Changer les comportements des prescripteurs
BioMérieux participe également à des programmes de surveillance internationaux, comme le « Global PPS ». En collaboration avec l’université d’Anvers, « c’est le plus grand réseau de surveillance de la consommation d’antibiotiques et d'émergence des résistances du monde », se félicite Mark Miller. Lancé en 2015, le programme fédère 1 050 hôpitaux de 90 pays et couvre 450 000 patients, « avec comme objectif de corriger le comportement des soignants hospitaliers », indique le directeur médical de BioMérieux.
Des comportements qui semblent être la clé de la lutte contre l’antibiorésistance, tant sur le plan de la prescription que de la sensibilisation. « Depuis des années dans les sondages, le vecteur d’informations de confiance reste le médecin », atteste Nadia Auzanneau.
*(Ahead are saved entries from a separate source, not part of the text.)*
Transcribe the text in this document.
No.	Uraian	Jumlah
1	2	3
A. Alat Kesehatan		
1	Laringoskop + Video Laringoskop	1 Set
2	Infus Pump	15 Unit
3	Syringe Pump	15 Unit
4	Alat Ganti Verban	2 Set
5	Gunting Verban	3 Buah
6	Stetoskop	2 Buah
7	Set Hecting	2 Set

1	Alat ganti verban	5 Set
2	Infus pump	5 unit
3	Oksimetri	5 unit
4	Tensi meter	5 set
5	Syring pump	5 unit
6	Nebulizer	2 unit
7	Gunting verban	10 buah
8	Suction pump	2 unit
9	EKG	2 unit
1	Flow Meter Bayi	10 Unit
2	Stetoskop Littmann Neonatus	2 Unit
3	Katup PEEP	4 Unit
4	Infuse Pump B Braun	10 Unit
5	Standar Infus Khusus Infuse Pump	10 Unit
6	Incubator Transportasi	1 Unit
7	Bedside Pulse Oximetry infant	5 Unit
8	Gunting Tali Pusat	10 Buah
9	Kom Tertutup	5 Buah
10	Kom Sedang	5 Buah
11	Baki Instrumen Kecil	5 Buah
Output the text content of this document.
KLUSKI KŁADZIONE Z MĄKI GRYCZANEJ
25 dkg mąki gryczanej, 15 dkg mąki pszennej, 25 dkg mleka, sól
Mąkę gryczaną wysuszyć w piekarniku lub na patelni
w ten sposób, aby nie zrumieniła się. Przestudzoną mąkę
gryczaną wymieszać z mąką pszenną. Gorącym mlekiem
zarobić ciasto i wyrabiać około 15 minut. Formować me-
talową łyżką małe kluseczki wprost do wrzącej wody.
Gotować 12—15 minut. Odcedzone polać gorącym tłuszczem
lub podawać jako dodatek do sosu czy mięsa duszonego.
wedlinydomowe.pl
Seulement, pour le Dr Larcher, la culture du test diagnostique peine à s’ancrer dans la pratique de ses confrères. « Est-ce qu’à la fac de médecine on apprend, même une seule fois, à faire un StreptoTest ? Non ! Il faut que ça change », plaide-t-il.
Le Dr Miller anticipe pour sa part un changement profond de pratique au cabinet. « Effectivement c’est plus simple et plus rapide de donner un antibiotique au patient », concède-t-il. Mais pour faire changer les mentalités, il imagine « un système qui rémunère mieux le médecin qui prend 20 minutes avec son patient, le teste, discute, plutôt que celui qui passe deux minutes pour prescrire des antibiotiques ».